Maelle fece per alzarsi in piedi.
«Vado a prenderli giù al distributore automatico.»
Il CEO la fermò.
«No, vado io. Lei continui a leggere i commenti e poi mi aggiorni.»
Uscì in corridoio, ormai certo che fosse finita. Era un vero peccato che i piloti avessero scelto di comportarsi in maniera così scellerata. Il CEO sapeva di avere perso. Fece ciò che doveva fare, poi tornò per sentire la conferma dalla bocca di Maelle.
«È successa anche una cosa bella» cercò di rassicurarlo la Heidelberg. «I soccorsi hanno raggiunto Nero Trentacinque. Niente respiro, niente battito cardiaco, niente segni di vita. C'è ancora un pilota senza nome.»

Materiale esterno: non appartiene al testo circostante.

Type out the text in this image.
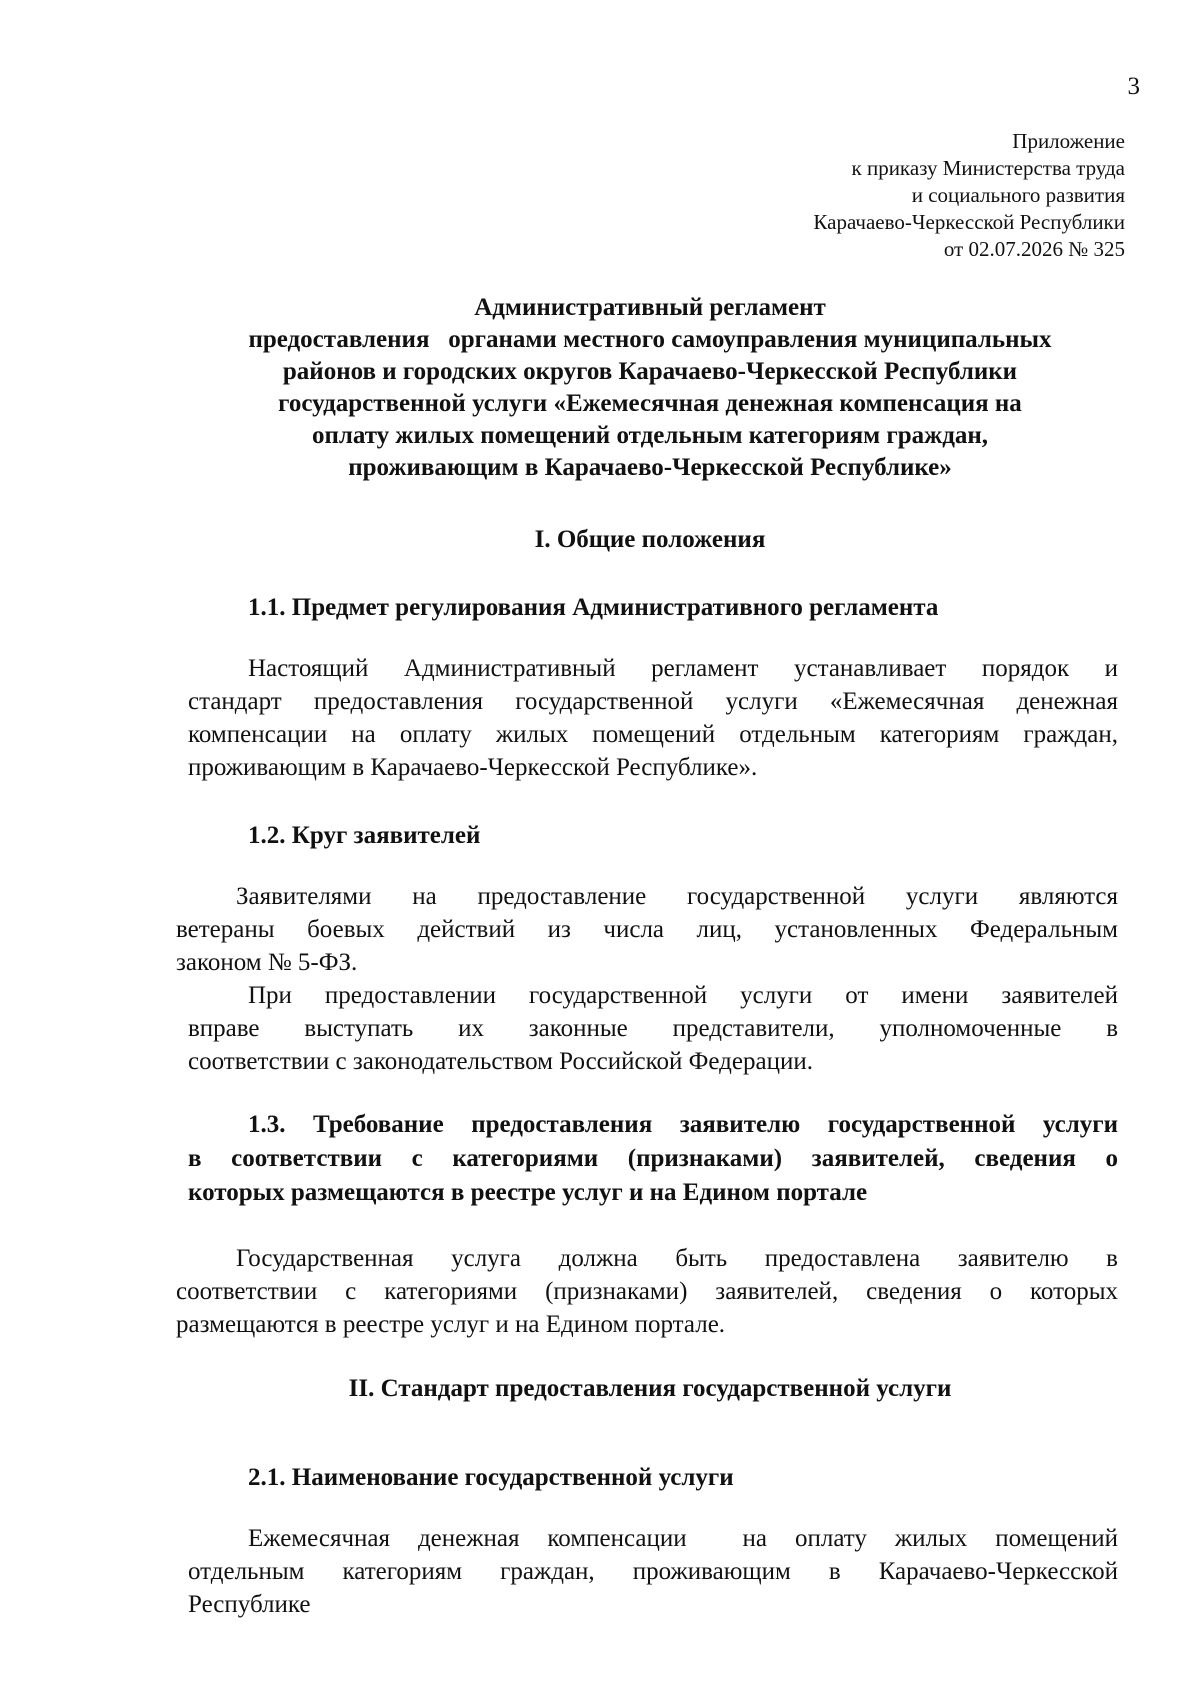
3
Приложение
к приказу Министерства труда
и социального развития
Карачаево-Черкесской Республики
от 02.07.2026 № 325
Административный регламент
предоставления   органами местного самоуправления муниципальных
районов и городских округов Карачаево-Черкесской Республики
государственной услуги «Ежемесячная денежная компенсация на
оплату жилых помещений отдельным категориям граждан,
проживающим в Карачаево-Черкесской Республике»
I. Общие положения
1.1. Предмет регулирования Административного регламента
Настоящий Административный регламент устанавливает порядок и
стандарт предоставления государственной услуги «Ежемесячная денежная
компенсации на оплату жилых помещений отдельным категориям граждан,
проживающим в Карачаево-Черкесской Республике».
1.2. Круг заявителей
Заявителями на предоставление государственной услуги являются
ветераны боевых действий из числа лиц, установленных Федеральным
законом № 5-ФЗ.
При предоставлении государственной услуги от имени заявителей
вправе выступать их законные представители, уполномоченные в
соответствии с законодательством Российской Федерации.
1.3. Требование предоставления заявителю государственной услуги
в соответствии с категориями (признаками) заявителей, сведения о
которых размещаются в реестре услуг и на Едином портале
Государственная услуга должна быть предоставлена заявителю в
соответствии с категориями (признаками) заявителей, сведения о которых
размещаются в реестре услуг и на Едином портале.
II. Стандарт предоставления государственной услуги
2.1. Наименование государственной услуги
Ежемесячная денежная компенсации  на оплату жилых помещений
отдельным категориям граждан, проживающим в Карачаево-Черкесской
Республике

In altri momenti una sepoltura e una tomba anonima avrebbero riempito il CEO di soddisfazione, ma era plausibile che, accanto all'evento epocale appena accaduto, un banale incidente mortale passasse quasi inosservato.
«È la fine» mormorò il CEO, allungando a Maelle il tè.
La Heidelberg lo bevve tutto d'un colpo. La guardò morire allo stesso modo in cui era morto Alexandre Mercier. Teneva ancora in mano il proprio bicchiere. Doveva solo scegliere quanti istanti ancora volesse vivere. Non si sarebbe mai abbassato ad assistere alla conclusione del prodotto in cui aveva tanto creduto: sapeva che la A+ Series per come l'aveva concepita già non esisteva più.